Conservation Foundation inviting the public to join Myakka restoration initiative

Efforts underway to plant tens of thousands of plants of various species at the 432-acre Myakka Headwaters Preserve

The Conservation Foundation of the Gulf Coast is inviting members of the public to assist with the restoration and enhancement of the Myakka region, it has announced.

At its 432-acre Myakka Headwaters Preserve — “where seven creeks converge to form the Myakka River” — the nonprofit land trust recently embarked on a river restoration project in which it has planted more than 15,400 plants of 27 different species, a news release points out. Included in the planting were 2,000 coreopsis, the Florida loosestrife — “a rare endangered endemic plant” — almost 1,000 wetland trees from 10 different species, “and 9,000 plugs of a wetland grass called maidencane,” the release says.

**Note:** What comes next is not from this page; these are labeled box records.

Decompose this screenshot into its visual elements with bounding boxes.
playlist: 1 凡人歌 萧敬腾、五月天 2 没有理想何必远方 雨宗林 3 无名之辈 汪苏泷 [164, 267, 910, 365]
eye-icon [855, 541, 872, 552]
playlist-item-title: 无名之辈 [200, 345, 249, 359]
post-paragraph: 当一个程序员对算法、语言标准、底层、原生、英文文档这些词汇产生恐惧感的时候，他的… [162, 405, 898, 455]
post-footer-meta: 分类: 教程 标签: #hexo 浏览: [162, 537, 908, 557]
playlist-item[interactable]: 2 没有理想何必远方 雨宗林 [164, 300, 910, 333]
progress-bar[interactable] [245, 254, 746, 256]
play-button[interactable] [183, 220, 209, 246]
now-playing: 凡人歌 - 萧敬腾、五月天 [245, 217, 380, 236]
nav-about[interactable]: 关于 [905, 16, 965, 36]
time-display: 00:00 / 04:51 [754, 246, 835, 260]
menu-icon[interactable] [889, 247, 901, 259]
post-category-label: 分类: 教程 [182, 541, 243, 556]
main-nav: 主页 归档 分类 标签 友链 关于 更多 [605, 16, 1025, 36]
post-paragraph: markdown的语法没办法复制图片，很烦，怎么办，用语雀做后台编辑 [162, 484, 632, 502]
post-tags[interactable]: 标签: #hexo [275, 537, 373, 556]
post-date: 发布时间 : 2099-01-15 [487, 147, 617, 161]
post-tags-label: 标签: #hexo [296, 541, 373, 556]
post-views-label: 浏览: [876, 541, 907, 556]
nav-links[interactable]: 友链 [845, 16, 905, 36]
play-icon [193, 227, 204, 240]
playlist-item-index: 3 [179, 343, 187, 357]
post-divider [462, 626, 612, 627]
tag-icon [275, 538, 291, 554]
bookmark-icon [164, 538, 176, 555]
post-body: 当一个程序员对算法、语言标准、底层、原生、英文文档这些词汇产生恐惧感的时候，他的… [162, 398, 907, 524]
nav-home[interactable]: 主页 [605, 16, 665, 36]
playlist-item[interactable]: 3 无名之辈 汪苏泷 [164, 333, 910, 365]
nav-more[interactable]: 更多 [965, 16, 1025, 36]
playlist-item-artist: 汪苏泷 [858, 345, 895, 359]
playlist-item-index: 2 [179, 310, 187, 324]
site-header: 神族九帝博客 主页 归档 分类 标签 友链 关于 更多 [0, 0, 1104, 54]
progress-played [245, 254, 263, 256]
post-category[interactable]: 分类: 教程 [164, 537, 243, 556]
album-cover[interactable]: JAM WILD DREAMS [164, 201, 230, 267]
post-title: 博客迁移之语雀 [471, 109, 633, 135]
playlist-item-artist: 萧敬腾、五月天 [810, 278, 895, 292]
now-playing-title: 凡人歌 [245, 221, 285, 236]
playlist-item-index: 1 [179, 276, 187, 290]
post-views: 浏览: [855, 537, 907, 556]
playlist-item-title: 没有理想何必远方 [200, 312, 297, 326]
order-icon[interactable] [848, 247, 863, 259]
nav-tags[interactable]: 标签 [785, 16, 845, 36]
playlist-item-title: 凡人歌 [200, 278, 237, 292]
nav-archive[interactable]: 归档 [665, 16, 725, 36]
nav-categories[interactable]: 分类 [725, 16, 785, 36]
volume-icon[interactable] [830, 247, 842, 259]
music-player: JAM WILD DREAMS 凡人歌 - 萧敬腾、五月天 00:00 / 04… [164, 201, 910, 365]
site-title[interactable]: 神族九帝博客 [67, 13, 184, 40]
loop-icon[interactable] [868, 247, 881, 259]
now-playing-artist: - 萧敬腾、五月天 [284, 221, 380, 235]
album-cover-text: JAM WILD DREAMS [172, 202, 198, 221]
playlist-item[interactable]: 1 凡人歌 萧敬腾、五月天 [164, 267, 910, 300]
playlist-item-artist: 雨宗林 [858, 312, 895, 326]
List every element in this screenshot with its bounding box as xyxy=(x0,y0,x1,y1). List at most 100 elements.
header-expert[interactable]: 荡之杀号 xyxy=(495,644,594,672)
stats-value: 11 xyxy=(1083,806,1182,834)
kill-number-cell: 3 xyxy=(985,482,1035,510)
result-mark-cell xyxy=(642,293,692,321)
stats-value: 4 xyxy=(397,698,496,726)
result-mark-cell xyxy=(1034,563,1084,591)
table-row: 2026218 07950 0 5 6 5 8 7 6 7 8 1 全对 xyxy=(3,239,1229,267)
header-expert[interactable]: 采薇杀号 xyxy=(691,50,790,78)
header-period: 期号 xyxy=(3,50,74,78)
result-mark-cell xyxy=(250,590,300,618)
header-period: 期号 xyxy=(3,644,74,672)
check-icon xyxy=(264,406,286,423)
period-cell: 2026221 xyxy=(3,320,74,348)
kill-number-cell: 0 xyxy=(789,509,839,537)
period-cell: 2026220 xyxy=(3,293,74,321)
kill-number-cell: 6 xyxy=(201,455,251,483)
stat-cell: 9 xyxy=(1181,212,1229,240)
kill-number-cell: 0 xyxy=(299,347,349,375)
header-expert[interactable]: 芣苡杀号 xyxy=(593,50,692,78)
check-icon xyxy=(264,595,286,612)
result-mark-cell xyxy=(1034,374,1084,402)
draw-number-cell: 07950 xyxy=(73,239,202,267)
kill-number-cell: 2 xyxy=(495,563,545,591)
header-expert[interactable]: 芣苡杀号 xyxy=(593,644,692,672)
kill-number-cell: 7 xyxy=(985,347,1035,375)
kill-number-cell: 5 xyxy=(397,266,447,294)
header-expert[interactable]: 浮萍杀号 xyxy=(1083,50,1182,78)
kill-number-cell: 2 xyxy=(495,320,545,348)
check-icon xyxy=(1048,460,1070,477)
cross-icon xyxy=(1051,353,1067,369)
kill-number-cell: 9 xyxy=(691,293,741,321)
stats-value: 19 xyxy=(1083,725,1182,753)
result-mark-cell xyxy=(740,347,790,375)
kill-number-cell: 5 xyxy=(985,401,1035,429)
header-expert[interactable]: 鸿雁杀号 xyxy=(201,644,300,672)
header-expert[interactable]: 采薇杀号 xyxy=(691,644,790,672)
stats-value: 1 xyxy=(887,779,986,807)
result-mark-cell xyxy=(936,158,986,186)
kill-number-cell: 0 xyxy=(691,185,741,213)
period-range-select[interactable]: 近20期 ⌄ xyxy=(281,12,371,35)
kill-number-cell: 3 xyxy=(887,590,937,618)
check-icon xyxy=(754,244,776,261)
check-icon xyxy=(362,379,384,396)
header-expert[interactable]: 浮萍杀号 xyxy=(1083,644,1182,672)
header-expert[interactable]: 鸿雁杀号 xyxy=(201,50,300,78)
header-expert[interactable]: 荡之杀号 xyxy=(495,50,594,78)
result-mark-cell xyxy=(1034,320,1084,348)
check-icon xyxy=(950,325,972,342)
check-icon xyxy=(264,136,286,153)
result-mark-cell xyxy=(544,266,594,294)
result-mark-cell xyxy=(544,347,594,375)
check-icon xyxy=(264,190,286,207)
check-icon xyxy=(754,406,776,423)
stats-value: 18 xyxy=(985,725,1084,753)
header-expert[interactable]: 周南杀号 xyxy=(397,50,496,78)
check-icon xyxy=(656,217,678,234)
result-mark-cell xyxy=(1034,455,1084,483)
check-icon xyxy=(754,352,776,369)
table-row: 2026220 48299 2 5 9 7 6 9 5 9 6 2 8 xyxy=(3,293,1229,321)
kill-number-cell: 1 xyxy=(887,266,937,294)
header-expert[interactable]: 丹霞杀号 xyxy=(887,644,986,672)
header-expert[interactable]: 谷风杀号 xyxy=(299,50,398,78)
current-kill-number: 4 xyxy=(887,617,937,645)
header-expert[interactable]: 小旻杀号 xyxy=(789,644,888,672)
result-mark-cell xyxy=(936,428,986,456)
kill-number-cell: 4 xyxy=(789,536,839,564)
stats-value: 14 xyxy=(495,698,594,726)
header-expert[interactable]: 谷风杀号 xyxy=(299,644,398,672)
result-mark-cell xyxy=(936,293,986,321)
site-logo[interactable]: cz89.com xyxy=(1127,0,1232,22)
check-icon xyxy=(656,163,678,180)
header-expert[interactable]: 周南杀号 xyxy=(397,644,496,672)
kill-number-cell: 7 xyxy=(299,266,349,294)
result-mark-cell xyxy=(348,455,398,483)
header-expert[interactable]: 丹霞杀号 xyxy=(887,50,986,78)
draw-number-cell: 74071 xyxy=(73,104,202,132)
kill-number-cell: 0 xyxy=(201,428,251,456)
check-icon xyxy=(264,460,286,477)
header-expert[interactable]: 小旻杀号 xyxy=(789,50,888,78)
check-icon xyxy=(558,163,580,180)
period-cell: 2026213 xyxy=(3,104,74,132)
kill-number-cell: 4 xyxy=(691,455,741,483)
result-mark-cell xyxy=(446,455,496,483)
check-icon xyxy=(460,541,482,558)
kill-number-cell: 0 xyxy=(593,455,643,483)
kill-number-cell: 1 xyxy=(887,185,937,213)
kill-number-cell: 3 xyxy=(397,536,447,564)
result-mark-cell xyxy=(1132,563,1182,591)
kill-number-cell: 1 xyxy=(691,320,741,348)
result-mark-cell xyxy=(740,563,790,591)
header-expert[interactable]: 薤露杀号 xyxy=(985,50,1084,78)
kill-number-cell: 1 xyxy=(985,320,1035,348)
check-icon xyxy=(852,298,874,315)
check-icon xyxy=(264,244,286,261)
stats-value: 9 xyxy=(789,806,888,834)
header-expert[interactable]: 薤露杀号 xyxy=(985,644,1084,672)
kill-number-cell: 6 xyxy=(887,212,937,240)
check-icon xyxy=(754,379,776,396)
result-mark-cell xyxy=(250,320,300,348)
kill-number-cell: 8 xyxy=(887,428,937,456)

“Planted along approximately 1,000 feet of river bank, these plants will help improve water quality, capture sediment, and reduce erosion,” the release explains. They also will “increase wildlife habitat for many species, including largemouth bass and common snapping turtle.” The release adds, “Support for this vast undertaking came from numerous community partners, including Beautiful Ponds Inc., Blackbeard Ranch, Sandhill Native Growers, Coastal & Heartland National Estuary Partnership, and the Southwest Florida Water Management District.”

“Conservation Foundation’s work goes far beyond protecting land,” Christine P. Johnson, president of the Foundation, said in the release. “It’s also our responsibility to ensure the land we conserve is well managed and, when possible, restored, for the benefit of both the people and wildlife living here in Southwest Florida,” she added in the release.

This spring, “with support from the Partnership for Gulf Coast Land Conservation and the Arbor Day Foundation,” the Conservation Foundation “plans to plant 10,000 more trees, expanding habitat and creating better streams and woods for fish and game throughout the Myakka region,” the release points out. The Foundation is “delighted to invite the public” to join it “in this ambitious initiative,” the release adds.

The nonprofit plans to host “multiple volunteer days and on-the-land educational events, allowing participants to connect with nature and experience this stunning landscape firsthand,” the release notes.